Antibodies are composed of two chains termed light and heavy chains. The light chain contains an amino-terminal variable domain (VL domain) and a carboxy-terminal constant domain (CL). The heavy chain is composed of an amino-terminal variable domain (VH) and three constant domains (CH1, CH2, CH3). The antibody binding site is located in the VL and VH domains and is made up by six hypervariable loops that represent the Complementarity-Determining Regions (CDRs). Both VL and VH regions contain three CDR loops (CDR1, CDR2 and CDR3), which are connected to a structurally conserved beta.-sheet framework.
With the development of hybridoma technology, it became possible to produce a single population of antibodies, or monoclonal antibodies (mAbs), that specifically targeted a single epitope opening a revolution in the drug discovery field. However, problems with antibody production and in vivo responses, including immunogenicity and cytokine-associated side-effects, have lead to the investigation of altering antibody structure and/or function while still retaining immunospecific binding. Studies have attempted to reduce the antibody to its smallest functional form, without significantly changing the antigen recognition and affinity. The identification of the smallest antibody fragment that is capable of binding to antigen has evolved from full antibody molecules or IgG to Fab and recombinant single chain Fv fragments.

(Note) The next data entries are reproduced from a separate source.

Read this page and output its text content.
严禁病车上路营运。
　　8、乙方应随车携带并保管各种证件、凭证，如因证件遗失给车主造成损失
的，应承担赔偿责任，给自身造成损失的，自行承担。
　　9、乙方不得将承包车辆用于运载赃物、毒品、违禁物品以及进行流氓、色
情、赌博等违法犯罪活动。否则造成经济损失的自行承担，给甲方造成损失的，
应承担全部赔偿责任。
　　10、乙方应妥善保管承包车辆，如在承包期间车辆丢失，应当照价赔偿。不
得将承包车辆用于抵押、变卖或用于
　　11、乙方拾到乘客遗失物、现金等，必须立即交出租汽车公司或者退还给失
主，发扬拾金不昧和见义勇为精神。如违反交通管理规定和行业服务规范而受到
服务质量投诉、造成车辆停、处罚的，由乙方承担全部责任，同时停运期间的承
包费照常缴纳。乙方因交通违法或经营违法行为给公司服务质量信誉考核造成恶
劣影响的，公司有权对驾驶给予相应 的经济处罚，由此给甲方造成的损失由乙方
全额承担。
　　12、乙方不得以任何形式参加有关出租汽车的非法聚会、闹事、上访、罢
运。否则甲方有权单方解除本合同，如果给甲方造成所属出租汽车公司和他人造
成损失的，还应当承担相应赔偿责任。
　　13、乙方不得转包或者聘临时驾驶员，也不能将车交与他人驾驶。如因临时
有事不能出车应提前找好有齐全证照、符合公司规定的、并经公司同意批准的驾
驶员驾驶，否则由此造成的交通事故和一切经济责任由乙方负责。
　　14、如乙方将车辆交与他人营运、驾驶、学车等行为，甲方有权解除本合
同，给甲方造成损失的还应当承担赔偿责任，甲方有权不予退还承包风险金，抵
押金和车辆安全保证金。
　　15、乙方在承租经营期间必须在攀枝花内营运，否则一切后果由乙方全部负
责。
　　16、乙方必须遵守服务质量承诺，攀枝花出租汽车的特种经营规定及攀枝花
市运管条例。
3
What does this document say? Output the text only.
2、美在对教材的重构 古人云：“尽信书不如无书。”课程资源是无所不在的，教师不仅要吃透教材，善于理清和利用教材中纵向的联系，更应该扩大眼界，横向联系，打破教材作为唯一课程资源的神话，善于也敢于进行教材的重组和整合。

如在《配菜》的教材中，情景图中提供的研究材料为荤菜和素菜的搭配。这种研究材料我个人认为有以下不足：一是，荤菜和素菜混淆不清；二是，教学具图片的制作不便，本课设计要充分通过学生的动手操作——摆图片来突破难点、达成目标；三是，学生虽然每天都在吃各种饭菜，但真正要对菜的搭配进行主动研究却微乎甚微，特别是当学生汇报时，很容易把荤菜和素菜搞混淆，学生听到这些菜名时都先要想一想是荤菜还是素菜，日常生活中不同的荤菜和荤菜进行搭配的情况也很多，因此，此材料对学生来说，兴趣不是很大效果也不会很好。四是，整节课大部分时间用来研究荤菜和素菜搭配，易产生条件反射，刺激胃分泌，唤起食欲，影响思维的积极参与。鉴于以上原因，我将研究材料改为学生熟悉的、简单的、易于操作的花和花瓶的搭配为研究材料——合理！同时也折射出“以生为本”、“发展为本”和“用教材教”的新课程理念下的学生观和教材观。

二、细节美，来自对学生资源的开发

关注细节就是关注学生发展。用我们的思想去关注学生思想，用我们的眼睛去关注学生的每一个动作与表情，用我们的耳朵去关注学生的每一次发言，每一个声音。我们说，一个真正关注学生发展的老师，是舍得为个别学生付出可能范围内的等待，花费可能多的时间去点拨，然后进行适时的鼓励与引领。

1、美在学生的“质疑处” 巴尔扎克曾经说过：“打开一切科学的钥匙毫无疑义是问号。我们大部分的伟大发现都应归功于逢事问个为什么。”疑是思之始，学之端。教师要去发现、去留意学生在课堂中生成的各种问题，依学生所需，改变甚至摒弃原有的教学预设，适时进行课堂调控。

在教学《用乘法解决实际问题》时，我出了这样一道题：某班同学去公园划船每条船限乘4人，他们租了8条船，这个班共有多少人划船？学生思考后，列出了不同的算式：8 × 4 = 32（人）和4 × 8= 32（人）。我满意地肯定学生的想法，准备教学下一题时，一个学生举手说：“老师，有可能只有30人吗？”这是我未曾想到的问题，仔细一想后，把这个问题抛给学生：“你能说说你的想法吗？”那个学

Due to the progress in gene recombination in the 80's, the rapid and easy generation of recombinant variable domains was possible. Using the polymerase chain reaction, diverse repertoires of genes encoding VH and VL domains were cloned from the genomic DNA of immunized animals, allowing the characterization of multiple binding activities and functionalities against several antigens. Nevertheless, the variable domain fragments initially isolated were scarcely soluble and difficult to produce.

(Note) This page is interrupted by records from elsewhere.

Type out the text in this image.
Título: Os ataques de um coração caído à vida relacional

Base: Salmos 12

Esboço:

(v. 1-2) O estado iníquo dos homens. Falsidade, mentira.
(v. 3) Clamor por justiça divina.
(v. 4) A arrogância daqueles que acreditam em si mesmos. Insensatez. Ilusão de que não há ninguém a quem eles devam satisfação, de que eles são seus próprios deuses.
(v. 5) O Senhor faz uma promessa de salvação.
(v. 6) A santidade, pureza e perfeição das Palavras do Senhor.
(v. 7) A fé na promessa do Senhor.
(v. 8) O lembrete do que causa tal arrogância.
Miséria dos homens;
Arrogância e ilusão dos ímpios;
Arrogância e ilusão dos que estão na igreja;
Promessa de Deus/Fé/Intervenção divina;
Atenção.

Problems in production were addressed with the characterization of camelid antibodies, which are dimeric molecules that comprise only heavy chains. Not only did the discovery of the dimeric molecule address many issues with respect to recombinant antibody production, but the molecule also highlighted the possibility that the heavy chain of immunoglobulin molecules could direct immunospecific binding in the absence of a light chain. It is now widely accepted that Ig heavy chains may retain significant antigen binding ability in the absence of a light chain. There is also evidence from structural studies that the CDR3 region of the VH domain is the most significant of the CDR domains with respect to immunospecificity. This is based on the findings that the HCDR3 amino acid residues provide most of the surface contact area and are crucial in the molecular interaction with the antigen. Accordingly, further reduction of antigen binding protein size to single domain binding proteins may be possible based upon immunoglobulin VH domains.